35. A method for treating a cardiovascular disease in a subject in need thereof, the method comprising administering to the subject an effective amount of the compound of any one of claims 10 to 26, or the pharmaceutical composition of claim 27.

36. A method for treating an infectious disease in a subject in need thereof, the method comprising administering to the subject an effective amount of the compound of any one of claims 10 to 26, or the pharmaceutical composition of claim 27.

37. A method for treating an inflammatory disease in a subject in need thereof, the method comprising administering to the subject an effective amount of the compound of any one of claims 10 to 26, or the pharmaceutical composition of claim 27.

38. A method for treating a neurological disease in a subject in need thereof, the method comprising administering to the subject an effective amount of the compound of any one of claims 10 to 26, or the pharmaceutical composition of claim 27.

39. A method for inhibiting a Galectin-3 protein, the method comprising contacting the compound of any one of claims 10 to 26, or the pharmaceutical composition of claim 27 with the Galectin-3 protein; thereby inhibiting the Galectin-3 protein.

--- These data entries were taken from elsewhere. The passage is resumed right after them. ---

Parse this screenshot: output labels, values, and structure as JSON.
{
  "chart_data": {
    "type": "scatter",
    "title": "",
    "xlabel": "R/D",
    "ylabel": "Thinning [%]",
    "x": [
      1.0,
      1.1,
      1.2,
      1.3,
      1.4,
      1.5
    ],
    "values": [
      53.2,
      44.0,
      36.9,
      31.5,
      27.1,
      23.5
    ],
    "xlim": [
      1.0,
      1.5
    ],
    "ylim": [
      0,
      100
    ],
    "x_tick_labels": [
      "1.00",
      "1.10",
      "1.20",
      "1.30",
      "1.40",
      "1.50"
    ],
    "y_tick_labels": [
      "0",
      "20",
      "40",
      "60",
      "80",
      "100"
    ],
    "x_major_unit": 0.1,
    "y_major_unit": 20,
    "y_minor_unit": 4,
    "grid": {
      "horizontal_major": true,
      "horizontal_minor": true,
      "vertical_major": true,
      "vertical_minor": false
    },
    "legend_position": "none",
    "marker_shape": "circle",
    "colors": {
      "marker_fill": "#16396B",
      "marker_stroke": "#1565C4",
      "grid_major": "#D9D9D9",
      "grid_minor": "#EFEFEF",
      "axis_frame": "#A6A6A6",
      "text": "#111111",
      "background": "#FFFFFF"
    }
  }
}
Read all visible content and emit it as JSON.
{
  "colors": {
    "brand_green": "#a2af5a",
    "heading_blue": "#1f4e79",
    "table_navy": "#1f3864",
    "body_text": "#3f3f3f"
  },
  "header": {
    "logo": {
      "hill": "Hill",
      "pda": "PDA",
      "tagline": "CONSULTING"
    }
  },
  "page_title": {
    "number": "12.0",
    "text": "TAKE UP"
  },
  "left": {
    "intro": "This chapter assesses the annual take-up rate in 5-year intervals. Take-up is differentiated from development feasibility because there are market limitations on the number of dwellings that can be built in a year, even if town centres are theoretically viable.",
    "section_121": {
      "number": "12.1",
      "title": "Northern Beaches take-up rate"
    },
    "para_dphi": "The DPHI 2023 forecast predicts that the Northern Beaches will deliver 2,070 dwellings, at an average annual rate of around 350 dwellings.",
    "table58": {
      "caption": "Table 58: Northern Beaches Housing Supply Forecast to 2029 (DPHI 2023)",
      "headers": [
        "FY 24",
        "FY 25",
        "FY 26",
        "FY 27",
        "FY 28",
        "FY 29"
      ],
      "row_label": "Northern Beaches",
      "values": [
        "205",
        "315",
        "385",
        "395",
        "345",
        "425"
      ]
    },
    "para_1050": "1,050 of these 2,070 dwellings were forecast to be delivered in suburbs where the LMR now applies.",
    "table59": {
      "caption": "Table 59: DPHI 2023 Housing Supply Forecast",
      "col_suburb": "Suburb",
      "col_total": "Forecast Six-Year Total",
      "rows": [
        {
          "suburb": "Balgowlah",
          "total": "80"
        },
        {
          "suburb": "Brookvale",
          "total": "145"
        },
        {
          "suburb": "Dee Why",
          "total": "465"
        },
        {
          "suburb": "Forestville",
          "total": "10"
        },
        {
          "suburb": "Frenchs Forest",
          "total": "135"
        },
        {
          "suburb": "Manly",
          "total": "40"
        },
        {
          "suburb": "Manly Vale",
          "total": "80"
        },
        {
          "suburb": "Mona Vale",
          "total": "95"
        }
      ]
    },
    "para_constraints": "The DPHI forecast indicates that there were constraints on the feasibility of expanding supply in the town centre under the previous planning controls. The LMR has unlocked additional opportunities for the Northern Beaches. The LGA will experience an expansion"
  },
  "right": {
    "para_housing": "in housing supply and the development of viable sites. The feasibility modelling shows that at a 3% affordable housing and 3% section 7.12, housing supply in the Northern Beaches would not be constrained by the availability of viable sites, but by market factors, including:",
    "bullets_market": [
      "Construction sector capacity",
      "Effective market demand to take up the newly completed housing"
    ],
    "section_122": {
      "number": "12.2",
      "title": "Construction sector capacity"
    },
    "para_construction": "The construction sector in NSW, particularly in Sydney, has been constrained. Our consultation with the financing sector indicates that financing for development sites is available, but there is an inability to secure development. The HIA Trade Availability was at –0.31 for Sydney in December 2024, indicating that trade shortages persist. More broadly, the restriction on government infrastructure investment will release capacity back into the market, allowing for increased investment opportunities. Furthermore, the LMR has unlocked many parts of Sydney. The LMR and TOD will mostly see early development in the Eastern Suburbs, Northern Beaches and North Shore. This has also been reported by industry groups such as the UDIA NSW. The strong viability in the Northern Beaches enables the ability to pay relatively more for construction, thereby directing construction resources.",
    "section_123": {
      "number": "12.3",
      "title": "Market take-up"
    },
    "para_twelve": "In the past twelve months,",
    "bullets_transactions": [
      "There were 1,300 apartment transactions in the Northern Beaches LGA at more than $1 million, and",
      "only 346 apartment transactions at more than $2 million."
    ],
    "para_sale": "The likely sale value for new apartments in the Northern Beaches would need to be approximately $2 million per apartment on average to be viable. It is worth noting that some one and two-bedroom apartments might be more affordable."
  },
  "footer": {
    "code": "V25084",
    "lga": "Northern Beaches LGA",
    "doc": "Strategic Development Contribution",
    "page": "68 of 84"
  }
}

40. A method for treating a disease characterized by overexpression or inappropriate expression of Galectin-3 in a subject in need thereof, the method comprising administering to the subject an effective amount of the compound of any one of claims 10 to 26, or the pharmaceutical composition of claim 27.

41. A system comprising at least one data processor and at least one memory storing instructions which, when executed by the at least one data processor, result in operations comprising identifying an amino acid within a disordered domain of a protein that binds to an ordered domain of a protein with the ordered domain either located in the same protein or in a different protein as set forth in any one of claims 1 to 9.

42. A computer-implemented method, the method comprising identifying an amino acid within a disordered domain of a protein that binds to an ordered domain of a protein with the ordered domain either located in the same protein or in a different protein as set forth in any one of claims 1 to 9.

43. A non-transitory computer readable medium storing instructions, which when executed by at least one data processor, result in operations comprising identifying an amino acid within a disordered domain of a protein that binds to an ordered domain of a protein with the ordered domain either located in the same protein or in a different protein as set forth in any one of claims 1 to 9.